Tropical plants with controlled light, heat, and moisture make a “jungle garden”
Miniature plants and gardens are, of course, shining prospects for growth under artificial light. They take so little space, and since there is a limit to the height, width, and depth a single installation will illuminate, you can make the most use of it if you are growing the little fellows.
Here’s how the “jungle garden” came to be our source of continual refreshment and pleasure. Our living and dining rooms, both rather small, are separated partially by deep shelves. The previous owners of the place, devout music-lovers, used the shelves for their hi-fi set and stacks of phonograph records. Our record player—pardon me, our stereophonic hi-fidelity music box—has its own cabinet, and that left a gap in the divider between the two rooms. We naturally thought of plants, particularly the tender tropical miniatures I collect. Since we still hope to do extensive remodeling, the garden was not built permanently into the shelves, but was constructed as a separate case.

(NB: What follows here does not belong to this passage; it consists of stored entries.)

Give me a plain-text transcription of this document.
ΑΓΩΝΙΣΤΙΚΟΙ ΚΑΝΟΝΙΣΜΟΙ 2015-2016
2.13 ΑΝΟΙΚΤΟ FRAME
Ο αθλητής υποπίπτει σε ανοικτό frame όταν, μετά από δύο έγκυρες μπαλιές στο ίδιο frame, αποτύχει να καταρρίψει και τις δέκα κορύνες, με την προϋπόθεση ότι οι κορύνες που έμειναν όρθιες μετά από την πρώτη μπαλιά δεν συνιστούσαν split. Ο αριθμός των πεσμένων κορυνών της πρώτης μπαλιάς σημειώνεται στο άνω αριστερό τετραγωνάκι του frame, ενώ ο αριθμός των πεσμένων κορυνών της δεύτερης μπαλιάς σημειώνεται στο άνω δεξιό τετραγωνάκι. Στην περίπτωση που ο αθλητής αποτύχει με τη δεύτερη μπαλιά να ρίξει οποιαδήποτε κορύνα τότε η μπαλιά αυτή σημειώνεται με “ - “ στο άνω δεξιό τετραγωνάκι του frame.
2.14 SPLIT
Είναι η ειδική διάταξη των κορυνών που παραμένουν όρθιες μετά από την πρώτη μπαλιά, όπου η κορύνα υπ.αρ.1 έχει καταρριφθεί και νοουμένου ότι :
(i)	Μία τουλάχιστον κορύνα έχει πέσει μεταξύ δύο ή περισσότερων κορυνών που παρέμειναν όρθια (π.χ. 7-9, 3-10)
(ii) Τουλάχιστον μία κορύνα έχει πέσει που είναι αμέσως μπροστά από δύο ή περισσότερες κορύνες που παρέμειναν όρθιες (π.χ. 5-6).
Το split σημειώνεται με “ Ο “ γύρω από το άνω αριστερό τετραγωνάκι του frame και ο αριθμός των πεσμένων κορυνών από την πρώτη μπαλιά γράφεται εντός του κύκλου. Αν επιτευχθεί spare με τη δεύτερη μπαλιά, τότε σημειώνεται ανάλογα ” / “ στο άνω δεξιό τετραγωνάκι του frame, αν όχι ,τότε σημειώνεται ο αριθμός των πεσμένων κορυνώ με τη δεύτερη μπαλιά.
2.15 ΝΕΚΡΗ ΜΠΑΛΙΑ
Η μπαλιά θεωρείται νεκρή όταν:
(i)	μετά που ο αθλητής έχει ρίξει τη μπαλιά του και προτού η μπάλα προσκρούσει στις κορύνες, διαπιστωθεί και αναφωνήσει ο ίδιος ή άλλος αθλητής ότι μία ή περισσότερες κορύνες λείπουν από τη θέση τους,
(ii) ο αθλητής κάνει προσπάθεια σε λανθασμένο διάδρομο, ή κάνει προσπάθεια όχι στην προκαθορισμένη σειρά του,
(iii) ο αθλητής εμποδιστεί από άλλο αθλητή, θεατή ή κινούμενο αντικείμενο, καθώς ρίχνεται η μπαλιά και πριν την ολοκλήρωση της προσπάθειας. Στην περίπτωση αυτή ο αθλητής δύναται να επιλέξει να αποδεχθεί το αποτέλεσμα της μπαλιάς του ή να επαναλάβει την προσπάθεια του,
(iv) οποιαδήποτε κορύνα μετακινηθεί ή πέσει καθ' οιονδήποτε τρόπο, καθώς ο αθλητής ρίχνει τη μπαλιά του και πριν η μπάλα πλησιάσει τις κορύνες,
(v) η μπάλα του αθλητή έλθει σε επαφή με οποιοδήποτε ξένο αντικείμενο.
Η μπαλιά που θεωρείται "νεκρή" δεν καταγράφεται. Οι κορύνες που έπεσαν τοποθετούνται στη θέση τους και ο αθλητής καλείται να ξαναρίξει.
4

We are fortunate in having a generous friend who loves to work with fine wood, and can make cabinets with the precision of the real professional. The case he turned out is a beauty. It measures eighteen inches by twenty-four inches inside. The top rests on strong metal rods at the corners. Window glass slides horizontally in the grooves cut in the top and bottom, enabling us to open or close the case as need be. The inside of the top is painted white, thus reflecting the light from the lamps downward on the plants. We use both fluorescent and incandescent lights which are mounted on the underside of the top. The bottom of the cabinet is lined with the heaviest plastic we could find.

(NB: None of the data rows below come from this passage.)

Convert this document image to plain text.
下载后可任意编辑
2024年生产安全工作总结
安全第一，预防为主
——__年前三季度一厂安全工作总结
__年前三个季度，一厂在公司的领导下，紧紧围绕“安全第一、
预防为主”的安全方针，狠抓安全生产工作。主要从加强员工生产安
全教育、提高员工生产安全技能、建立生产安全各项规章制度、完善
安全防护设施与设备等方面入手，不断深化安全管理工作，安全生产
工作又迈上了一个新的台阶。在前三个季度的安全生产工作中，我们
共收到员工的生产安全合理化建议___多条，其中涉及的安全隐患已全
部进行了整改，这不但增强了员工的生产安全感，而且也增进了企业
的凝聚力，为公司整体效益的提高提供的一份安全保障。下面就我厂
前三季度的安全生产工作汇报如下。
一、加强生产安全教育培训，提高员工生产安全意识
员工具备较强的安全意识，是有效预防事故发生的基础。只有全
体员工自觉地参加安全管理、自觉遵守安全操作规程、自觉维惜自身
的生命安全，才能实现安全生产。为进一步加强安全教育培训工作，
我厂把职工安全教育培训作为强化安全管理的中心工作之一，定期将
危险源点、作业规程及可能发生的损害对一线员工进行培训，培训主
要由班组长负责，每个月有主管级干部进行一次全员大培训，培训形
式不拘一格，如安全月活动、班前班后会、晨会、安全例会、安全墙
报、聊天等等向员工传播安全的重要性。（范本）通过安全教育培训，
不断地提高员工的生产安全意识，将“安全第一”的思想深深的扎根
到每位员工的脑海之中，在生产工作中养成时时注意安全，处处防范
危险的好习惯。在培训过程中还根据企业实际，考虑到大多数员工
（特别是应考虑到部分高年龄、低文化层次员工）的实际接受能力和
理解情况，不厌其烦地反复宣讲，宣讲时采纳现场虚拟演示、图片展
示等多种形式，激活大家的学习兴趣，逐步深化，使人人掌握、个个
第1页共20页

At first the case was used as an indoor greenhouse for many potted plants that need protective warmth and humidity. Several inches of vermiculite in the plastic lining were kept moist constantly, with the sides being opened or closed for ventilation.
Later, we filled the bottom with rich potting soil and put the plants’ roots right in it—climbers, creepers, tiny bush-shapes and trees. This turned out to be more of a “jungle” than we expected. Some notably delicate residents seeded themselves and started families. A dainty cissus strung itself langorously from one end to the other. The creeping fig nearly strangled the frail, whiskery bertolonia. But the planting was a source of delightful surprises—a bud here, a flower there, increasing colonies of some delicacies we hadn’t been able to grow at all, before.

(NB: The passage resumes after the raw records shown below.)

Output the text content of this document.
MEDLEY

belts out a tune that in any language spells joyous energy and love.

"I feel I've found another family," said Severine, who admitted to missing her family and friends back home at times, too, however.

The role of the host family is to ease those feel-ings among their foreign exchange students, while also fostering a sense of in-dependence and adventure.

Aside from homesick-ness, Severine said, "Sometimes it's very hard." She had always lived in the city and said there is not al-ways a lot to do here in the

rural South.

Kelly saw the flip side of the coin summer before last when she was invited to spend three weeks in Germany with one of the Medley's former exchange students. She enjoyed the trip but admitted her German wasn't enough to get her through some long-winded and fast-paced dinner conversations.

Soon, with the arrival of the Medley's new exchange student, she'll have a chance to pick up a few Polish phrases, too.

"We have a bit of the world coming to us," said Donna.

Several years ago a bookcase which I set up in my office as a garden was the object of considerable attention—how much I never realized until I dismantled it and gave away the plants. Then, I was bombarded with questions—and even some complaints that I had taken away this spot of greenery. From the night watchman up to the president of the company, people missed those plants. Some even thought I must have been fired.
There is a little house in Levittown, one which I always enjoyed visiting. The second floor has two finished rooms, one of which then was the office-den of the hard-working Elvin McDonald of Flower and Garden. (He has since moved to Kansas City.) His tiered plant table with fluorescent lights was there for a functional reason, but it had a decorative value as well. In other homes I’ve seen plants growing by hundreds under lights in unused bedrooms, single specimens displayed in shadow boxes with circular fluorescent tubes, decorative gardens thriving in all sorts of dark corners. With artificial lighting taking care of the space problem, just about anyone can grow plants.